When any legislation implies into this contract any warranty, term or condition and that Act prohibits or voids provisions in a contract excluding or modifying the application of or exercise of, or liability under such warranty, term or condition, such warranty, term or condition shall be deemed to be included in this contract. However, if permitted at law, DHG’s liability for any breach of such warranty, term or condition shall be limited, at DHG’s option, to any one or more of the following:
(a) If the breach relates to goods:
(i) the replacement of the goods or the supply of equivalent goods;
(ii) the repair of such goods;
(iii) the payment of the cost of replacing the goods or of acquiring equivalent goods; or
(iv) the payment of the cost of having the goods repaired; and
(b) If the breach relates to services:
(i) the supplying of the services again; or
(ii) the payment of the cost of having the services supplied again, as available to DHG.
To the extent permitted at law, DHG shall not be liable for physical or financial injury, loss or damage or for consequential loss or damage of any kind arising out of the supply of the goods and or services, arising out of DHG’s negligence or in any way whatsoever.
CERTAIN LAWS DO NOT ALLOW THE EXCLUSION OR LIMITATION OF CERTAIN DAMAGES OR IMPLIED WARRANTIES. IF THESE LAWS APPLY TO YOU AS A CONSUMER, SOME OR ALL OF THE ABOVE EXCLUSIONS OR LIMITATIONS MAY NOT APPLY TO YOU, AND YOU MIGHT HAVE ADDITIONAL RIGHTS.

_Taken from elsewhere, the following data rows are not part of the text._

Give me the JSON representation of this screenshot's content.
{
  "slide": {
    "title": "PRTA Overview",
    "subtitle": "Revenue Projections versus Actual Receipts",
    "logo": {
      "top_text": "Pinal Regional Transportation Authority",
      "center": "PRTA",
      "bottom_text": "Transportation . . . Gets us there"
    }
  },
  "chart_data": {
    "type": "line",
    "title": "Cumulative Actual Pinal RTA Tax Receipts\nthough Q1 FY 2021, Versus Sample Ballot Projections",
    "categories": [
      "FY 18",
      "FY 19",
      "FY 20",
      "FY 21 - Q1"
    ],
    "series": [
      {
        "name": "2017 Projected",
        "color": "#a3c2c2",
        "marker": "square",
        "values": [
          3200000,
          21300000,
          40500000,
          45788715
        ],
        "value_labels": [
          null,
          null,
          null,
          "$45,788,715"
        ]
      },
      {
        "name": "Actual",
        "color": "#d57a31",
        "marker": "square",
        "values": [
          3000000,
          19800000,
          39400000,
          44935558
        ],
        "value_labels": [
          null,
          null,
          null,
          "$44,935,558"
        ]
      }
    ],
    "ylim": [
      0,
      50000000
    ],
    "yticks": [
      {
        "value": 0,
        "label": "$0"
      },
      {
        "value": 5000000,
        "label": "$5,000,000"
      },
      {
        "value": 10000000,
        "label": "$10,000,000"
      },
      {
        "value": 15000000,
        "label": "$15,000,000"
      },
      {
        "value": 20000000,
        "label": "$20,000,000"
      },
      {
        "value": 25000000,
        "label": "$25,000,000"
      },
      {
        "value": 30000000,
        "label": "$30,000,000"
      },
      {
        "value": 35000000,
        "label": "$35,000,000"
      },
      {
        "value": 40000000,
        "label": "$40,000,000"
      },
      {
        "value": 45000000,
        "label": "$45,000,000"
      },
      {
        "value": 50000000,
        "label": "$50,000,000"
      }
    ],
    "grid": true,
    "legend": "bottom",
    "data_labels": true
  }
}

Without prejudice to any other rights DHG may have, the customer shall indemnify DHG for any loss, damage or expense incurred by DHG should the customer cancel any order or breach any term hereof. The customer shall include signatory directors of the customer to credit applications with DHG.
11. PAYMENT CLAIMS
Any claim for payment is a payment claim under the Building and Construction Industry Security of Payment Act 1999 NSW, whenever the Act is applicable to the Contract of supply.
12. CONSUMER SALES
FOR THE AVOIDANCE OF DOUBT, THESE STANDARD CONDITIONS OF SALE DO NOT EXCLUDE THE REMEDIES RELATING TO CONSUMER GUARANTEES APPLICABLE TO THE SALE OF GOODS AND OR SERVICES WHICH ARE AVAILABLE TO CONSUMERS AND DHG UNDER PART 5-4 OF THE AUSTRALIAN CONSUMER LAW.